Types of topological vector spaces
Depending on the application we usually enforce additional constraints on the topological structure of the space. Below are some common topological vector spaces, roughly ordered by their niceness.
- Locally convex topological vector spaces: here each point has a local base consisting of convex sets. By a technique known as Minkowski functionals it can be shown that a space is locally convex if and only if its topology can be defined by a family of semi-norms. Local convexity is the minimum requirement for "geometrical" arguments like the Hahn-Banach theorem.
- Barrelled spaces: locally convex spaces where the Banach-Steinhaus theorem holds.

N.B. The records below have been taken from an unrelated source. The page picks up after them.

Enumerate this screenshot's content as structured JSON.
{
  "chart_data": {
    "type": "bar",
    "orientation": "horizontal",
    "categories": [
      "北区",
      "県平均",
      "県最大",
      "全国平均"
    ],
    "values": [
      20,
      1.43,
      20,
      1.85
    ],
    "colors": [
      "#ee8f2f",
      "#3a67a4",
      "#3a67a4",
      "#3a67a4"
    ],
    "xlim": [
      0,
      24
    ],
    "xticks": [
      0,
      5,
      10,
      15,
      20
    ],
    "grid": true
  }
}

- Montel space: a barrelled space where every closed and bounded set is compact
- Bornological space: a locally convex space where the continuous linear operators to any locally convex space are exactly the bounded linear operators.
- LF-spaces are limits of Fréchet spaces. ILH spaces are inverse limits of Hilbert spaces.
- F-spaces are complete topological vector spaces with a translation-invariant metric. These include Lp spaces for all p > 0.
- Fréchet spaces: these are complete locally convex spaces where the topology comes from a translation-invariant metric, or equivalently: from a countable family of semi-norms. Many interesting spaces of functions fall into this class. A locally convex F-space is a Fréchet space.
- Nuclear spaces: a kind of Fréchet space where every bounded map from the nuclear space to an arbitrary Banach space is a nuclear operator.
- Normed spaces and semi-normed spaces: locally convex spaces where the topology can be described by a single norm or semi-norm. In normed spaces a linear operator is continuous if and only if it is bounded.
- Banach spaces: Complete normed vector spaces. Most of functional analysis is formulated for Banach spaces.
- Reflexive Banach spaces: Banach spaces naturally isomorphic to their double dual (see below), which ensures that some geometrical arguments can be carried out. An important example which is not reflexive is L1, whose dual is L∞ but is strictly contained in the dual of L∞.
- Hilbert spaces: these have an inner product; even though these spaces may be infinite dimensional, most geometrical reasoning familiar from finite dimensions can be carried out in them.
- Euclidean spaces: these are finite dimensional Hilbert spaces. According to above comments, any locally compact Hausdorff TVS is isomorphic (as a topological vector space) to one Euclidean space.
Dual space
Every topological vector space has a continuous dual space—the set V* of all continuous linear functionals, i.e. continuous linear maps from the space into the base field K. A topology on the dual can be defined to be the coarsest topology such that the dual pairing V* × V → K is continuous. This turns the dual into a locally convex topological vector space. This topology is called the weak-* topology. This may not be the only natural topology on the dual space; for instance, the dual of a Banach space has a natural norm defined on it. However, it is very important in applications because of its compactness properties (see Banach-Alaoglu theorem).
References
- A Grothendieck: Topological vector spaces, Gordon and Breach Science Publishers, New York, 1973. ISBN 0-677-30020-4
- G Köthe: Topological vector spaces. Grundlehren der mathematischen Wissenschaften, Band 159, Springer-Verlag, New York, 1969.
- Schaefer, Helmuth H. (1971). Topological vector spaces. New York: Springer-Verlag. ISBN 0-387-98726-6.
- Lang, Serge (1972). Differential manifolds. Reading, Mass.–London–Don Mills, Ont.: Addison-Wesley Publishing Co., Inc.
- F Trèves: Topological Vector Spaces, Distributions, and Kernels, Academic Press, 1967. ISBN 0-486-45352-9.